WASHINGTON — President Joe Biden is marking St. Patrick’s Day as he recommits the U.S. to the Good Friday Agreement, which has come under increasing stress following the United Kingdom’s exit from the European Union.
Biden, the latest president of Irish decent, is set for a virtual meeting Wednesday with Ireland’s prime minister, Taoiseach Micheál Martin.
The president is expected to attend Mass near his family home in Wilmington, Delaware, before returning to the White House to partake in St. Patrick’s Day celebrations toned down due to the coronavirus pandemic.
Biden and Martin’s virtual bilateral meeting — Biden’s third with a foreign leader since he took office eight weeks ago — will be followed by the presentation of an engraved bowl of shamrock, which has been sent ahead to Washington. It ensures that a tradition that began in 1952 will continue uninterrupted, if modified by COVID-19 concerns.
The White House says Biden will also drop in on Vice President Kamala Harris’ meeting with Northern Ireland’s First Minister Arlene Foster and Deputy First Minister Michelle O’Neill in a show of support for the Good Friday Agreement.

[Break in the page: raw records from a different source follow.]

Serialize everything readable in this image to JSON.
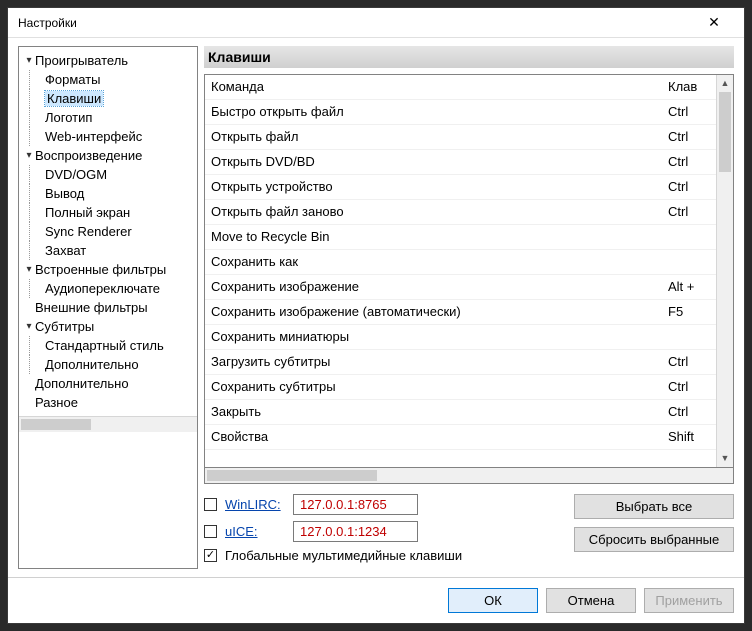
{
  "window": {
    "title": "Настройки"
  },
  "tree": [
    {
      "label": "Проигрыватель",
      "expanded": true,
      "children": [
        {
          "label": "Форматы"
        },
        {
          "label": "Клавиши",
          "selected": true
        },
        {
          "label": "Логотип"
        },
        {
          "label": "Web-интерфейс"
        }
      ]
    },
    {
      "label": "Воспроизведение",
      "expanded": true,
      "children": [
        {
          "label": "DVD/OGM"
        },
        {
          "label": "Вывод"
        },
        {
          "label": "Полный экран"
        },
        {
          "label": "Sync Renderer"
        },
        {
          "label": "Захват"
        }
      ]
    },
    {
      "label": "Встроенные фильтры",
      "expanded": true,
      "children": [
        {
          "label": "Аудиопереключате"
        }
      ]
    },
    {
      "label": "Внешние фильтры",
      "expanded": false,
      "children": []
    },
    {
      "label": "Субтитры",
      "expanded": true,
      "children": [
        {
          "label": "Стандартный стиль"
        },
        {
          "label": "Дополнительно"
        }
      ]
    },
    {
      "label": "Дополнительно",
      "expanded": false,
      "children": []
    },
    {
      "label": "Разное",
      "expanded": false,
      "children": []
    }
  ],
  "section_title": "Клавиши",
  "columns": {
    "command": "Команда",
    "key": "Клав"
  },
  "rows": [
    {
      "command": "Быстро открыть файл",
      "key": "Ctrl"
    },
    {
      "command": "Открыть файл",
      "key": "Ctrl"
    },
    {
      "command": "Открыть DVD/BD",
      "key": "Ctrl"
    },
    {
      "command": "Открыть устройство",
      "key": "Ctrl"
    },
    {
      "command": "Открыть файл заново",
      "key": "Ctrl"
    },
    {
      "command": "Move to Recycle Bin",
      "key": ""
    },
    {
      "command": "Сохранить как",
      "key": ""
    },
    {
      "command": "Сохранить изображение",
      "key": "Alt +"
    },
    {
      "command": "Сохранить изображение (автоматически)",
      "key": "F5"
    },
    {
      "command": "Сохранить миниатюры",
      "key": ""
    },
    {
      "command": "Загрузить субтитры",
      "key": "Ctrl"
    },
    {
      "command": "Сохранить субтитры",
      "key": "Ctrl"
    },
    {
      "command": "Закрыть",
      "key": "Ctrl"
    },
    {
      "command": "Свойства",
      "key": "Shift"
    }
  ],
  "remote": {
    "winlirc": {
      "label": "WinLIRC:",
      "value": "127.0.0.1:8765",
      "checked": false
    },
    "uice": {
      "label": "uICE:",
      "value": "127.0.0.1:1234",
      "checked": false
    },
    "global": {
      "label": "Глобальные мультимедийные клавиши",
      "checked": true
    }
  },
  "buttons": {
    "select_all": "Выбрать все",
    "reset_selected": "Сбросить выбранные",
    "ok": "ОК",
    "cancel": "Отмена",
    "apply": "Применить"
  }
}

Signed in 1998, the Good Friday Agreement helped end sectarian violence that had raged for three decades over the issue of Northern Ireland unifying with Ireland or remaining part of the U.K.
The U.K.’s Jan. 1 exit from the EU has created new tensions over trade and travel at the Irish border. Just Monday, the EU said it was starting legal action against the U.K., arguing that the former member does not respect the conditions of the Brexit withdrawal agreement and is violating international law by unilaterally extending a special trade system at the land border that was set up as part of the Brexit divorce deal.